O que resulta desta regulação compartimentada de vários tipos de imigração, em particular no que respeita aos que pretendem exercer uma actividade profissional e que já se encontram classificados de acordo com diversas categorias (trabalhadores por conta de outrem, trabalhadores independentes, empreendedores, investigadores, trabalhadores altamente qualificados, trabalhadores sazonais, trabalhadores transferidos dentro da empresa, etc.), é uma grande diversidade de estatutos, conduzindo inevitavelmente à existência de imigrantes de 1ª e de 2ª classes e a discriminações inaceitáveis do ponto de vista social e económico.
Na realidade, os trabalhadores mais indiferenciados ou menos qualificados que imigram essencialmente por razões económicas em busca de melhores condições de vida e de trabalho estão a ser relegados para uma imigração temporária de curta ou muito curta duração, conforme as necessidades de determinados sectores da economia e as flutuações do mercado de trabalho, ou empurrados para situações de irregularidade à falta de soluções que lhes permitam obter títulos de permanência mais duradouros,
Assim, os novos tipos de vistos para trabalho sazonal potenciam a exploração laboral dos trabalhadores imigrantes, na medida em que incentivam a “importação” temporária de contingentes de mão de obra barata e praticamente sem direitos, proveniente de países em situação de pobreza extrema e como tal predispostos a aceitar condições de trabalho muito abaixo dos padrões vigentes no nosso país. Simultaneamente este tipo de contratação e de exploração funciona como instrumento de dumping social, pressionando para baixo os salários e as condições de trabalho de todos os trabalhadores.
Também o regime especial para a deslocalização de empresas criado nos termos desta Proposta parece especialmente apto a promover uma forma de dumping social, tendo em conta que este regime se vai aplicar não apenas aos titulares e administradores da empresa, mas também aos seus trabalhadores, o que aponta para a possibilidade de a empresa vir instalar-se em território nacional trazendo os seus próprios trabalhadores, previsivelmente com salários e condições de trabalho muito abaixo dos que vigoram no país.
Por tudo isto, a CGTP-IN condena veementemente a orientação da política de imigração que esta Proposta de alteração reflecte, considerando-a incompatível, não só com uma visão humanista e integradora dos cidadãos que procuram o nosso pais em busca de melhores condições de vida e de trabalho, como também com os princípios e direitos fundamentais dos trabalhadores consagrados na nossa Constituição.

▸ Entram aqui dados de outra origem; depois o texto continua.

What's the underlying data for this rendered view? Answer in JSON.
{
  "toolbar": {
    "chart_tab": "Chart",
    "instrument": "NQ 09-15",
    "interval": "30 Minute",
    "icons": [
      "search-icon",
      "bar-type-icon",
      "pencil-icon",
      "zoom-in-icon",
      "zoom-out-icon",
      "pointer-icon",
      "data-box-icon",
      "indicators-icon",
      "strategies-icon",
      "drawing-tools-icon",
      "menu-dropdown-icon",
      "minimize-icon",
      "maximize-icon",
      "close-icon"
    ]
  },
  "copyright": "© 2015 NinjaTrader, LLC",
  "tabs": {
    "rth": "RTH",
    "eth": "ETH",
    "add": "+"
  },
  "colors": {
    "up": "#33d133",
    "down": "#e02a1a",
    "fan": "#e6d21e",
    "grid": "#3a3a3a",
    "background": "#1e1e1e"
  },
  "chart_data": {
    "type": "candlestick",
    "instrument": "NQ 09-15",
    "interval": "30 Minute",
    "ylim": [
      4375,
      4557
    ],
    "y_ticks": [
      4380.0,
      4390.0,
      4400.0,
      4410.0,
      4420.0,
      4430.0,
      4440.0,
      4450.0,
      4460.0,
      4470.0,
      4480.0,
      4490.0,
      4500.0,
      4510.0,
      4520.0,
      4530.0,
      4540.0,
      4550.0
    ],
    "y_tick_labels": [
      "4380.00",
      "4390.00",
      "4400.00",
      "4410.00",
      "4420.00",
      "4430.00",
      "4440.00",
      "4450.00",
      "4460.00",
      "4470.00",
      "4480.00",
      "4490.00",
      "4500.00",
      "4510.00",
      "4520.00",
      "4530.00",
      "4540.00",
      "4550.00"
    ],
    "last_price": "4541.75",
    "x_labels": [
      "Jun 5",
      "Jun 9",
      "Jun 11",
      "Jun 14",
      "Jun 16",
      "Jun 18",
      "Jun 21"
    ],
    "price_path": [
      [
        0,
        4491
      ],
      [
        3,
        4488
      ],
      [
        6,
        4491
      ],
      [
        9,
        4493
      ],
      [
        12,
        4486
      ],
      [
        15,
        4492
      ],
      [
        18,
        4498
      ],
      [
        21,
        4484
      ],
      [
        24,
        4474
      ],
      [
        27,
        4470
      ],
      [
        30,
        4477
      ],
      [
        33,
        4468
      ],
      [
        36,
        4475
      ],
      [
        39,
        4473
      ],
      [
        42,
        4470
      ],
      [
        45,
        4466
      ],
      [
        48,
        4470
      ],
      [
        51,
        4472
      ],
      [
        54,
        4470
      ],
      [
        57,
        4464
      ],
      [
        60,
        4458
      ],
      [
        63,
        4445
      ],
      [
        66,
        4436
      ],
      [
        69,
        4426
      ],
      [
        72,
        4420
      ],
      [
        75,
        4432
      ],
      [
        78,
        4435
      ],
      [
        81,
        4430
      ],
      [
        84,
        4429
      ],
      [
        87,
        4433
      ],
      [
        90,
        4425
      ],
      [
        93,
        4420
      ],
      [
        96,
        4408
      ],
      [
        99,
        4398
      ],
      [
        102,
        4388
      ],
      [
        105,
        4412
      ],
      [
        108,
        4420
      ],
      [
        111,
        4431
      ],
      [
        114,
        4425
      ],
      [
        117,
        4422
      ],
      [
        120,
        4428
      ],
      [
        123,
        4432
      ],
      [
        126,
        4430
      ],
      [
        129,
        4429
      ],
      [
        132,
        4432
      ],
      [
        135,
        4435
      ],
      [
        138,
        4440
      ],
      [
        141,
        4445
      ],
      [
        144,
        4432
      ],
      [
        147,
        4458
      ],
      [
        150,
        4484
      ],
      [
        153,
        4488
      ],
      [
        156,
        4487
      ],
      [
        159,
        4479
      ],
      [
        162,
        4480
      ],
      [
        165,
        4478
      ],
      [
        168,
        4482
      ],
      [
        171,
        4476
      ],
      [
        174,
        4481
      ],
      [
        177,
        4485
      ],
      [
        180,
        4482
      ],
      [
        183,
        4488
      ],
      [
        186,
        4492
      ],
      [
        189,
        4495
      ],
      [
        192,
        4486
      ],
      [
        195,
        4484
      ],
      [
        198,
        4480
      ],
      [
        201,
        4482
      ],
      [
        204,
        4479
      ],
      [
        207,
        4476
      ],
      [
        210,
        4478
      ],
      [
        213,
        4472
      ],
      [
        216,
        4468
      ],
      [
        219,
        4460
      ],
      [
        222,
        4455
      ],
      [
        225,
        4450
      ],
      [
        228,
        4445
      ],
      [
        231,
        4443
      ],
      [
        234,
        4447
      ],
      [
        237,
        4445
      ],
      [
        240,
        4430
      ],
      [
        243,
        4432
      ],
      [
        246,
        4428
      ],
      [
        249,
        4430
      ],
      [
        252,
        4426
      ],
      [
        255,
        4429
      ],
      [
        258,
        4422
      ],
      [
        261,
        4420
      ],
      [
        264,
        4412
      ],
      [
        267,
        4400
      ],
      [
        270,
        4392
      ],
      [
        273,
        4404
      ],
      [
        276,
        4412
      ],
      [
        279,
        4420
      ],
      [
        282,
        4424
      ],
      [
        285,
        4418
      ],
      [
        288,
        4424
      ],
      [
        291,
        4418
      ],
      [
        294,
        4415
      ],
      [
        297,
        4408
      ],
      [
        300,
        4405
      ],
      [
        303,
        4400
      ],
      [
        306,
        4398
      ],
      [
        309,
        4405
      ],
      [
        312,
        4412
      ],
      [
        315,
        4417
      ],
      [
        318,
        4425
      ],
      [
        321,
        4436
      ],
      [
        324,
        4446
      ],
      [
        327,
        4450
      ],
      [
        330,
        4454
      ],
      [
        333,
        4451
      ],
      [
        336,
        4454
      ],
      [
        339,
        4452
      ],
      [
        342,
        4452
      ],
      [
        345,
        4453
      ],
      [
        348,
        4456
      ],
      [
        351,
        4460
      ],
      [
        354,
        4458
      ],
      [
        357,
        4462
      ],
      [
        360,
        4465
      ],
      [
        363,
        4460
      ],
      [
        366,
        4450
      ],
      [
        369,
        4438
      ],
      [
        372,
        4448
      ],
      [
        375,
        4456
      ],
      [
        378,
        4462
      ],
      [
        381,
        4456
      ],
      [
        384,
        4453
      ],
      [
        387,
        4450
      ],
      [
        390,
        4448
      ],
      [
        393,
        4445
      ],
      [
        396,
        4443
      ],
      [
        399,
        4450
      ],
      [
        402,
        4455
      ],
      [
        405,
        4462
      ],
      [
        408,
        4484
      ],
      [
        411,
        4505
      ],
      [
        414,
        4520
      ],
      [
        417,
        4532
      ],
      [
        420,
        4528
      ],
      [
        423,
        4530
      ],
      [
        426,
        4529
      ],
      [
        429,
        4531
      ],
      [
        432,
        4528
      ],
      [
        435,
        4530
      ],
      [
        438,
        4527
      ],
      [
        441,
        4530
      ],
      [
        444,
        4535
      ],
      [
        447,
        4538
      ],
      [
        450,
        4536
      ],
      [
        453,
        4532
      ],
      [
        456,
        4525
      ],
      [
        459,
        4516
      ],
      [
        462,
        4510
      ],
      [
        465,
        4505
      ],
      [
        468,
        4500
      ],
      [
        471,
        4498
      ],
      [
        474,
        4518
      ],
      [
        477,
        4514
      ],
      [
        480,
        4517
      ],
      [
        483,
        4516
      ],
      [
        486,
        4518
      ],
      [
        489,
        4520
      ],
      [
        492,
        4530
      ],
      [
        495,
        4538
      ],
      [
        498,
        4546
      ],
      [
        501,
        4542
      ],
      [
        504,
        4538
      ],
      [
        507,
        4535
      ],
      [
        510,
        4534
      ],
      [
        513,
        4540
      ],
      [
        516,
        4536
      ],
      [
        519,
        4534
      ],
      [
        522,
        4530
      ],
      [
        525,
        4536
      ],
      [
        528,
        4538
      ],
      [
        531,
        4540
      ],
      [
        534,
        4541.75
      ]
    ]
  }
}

Para a CGTP-IN, só a igualdade de direitos de todos os trabalhadores, independentemente da sua nacionalidade ou país de origem e do seu titulo de residência em território nacional, é susceptível de contribuir para pôr termo à exploração laboral a que são sujeitos os trabalhadores imigrantes, em especial aqueles que dispõem de vistos de curta duração e vínculos precários, combater de modo eficaz a imigração clandestina e as redes de tráfico de mão de obra, evitar a degradação das condições de trabalho e dos salários de todos os trabalhadores, imigrantes e nacionais, e em geral eliminar todas as práticas de dumping social.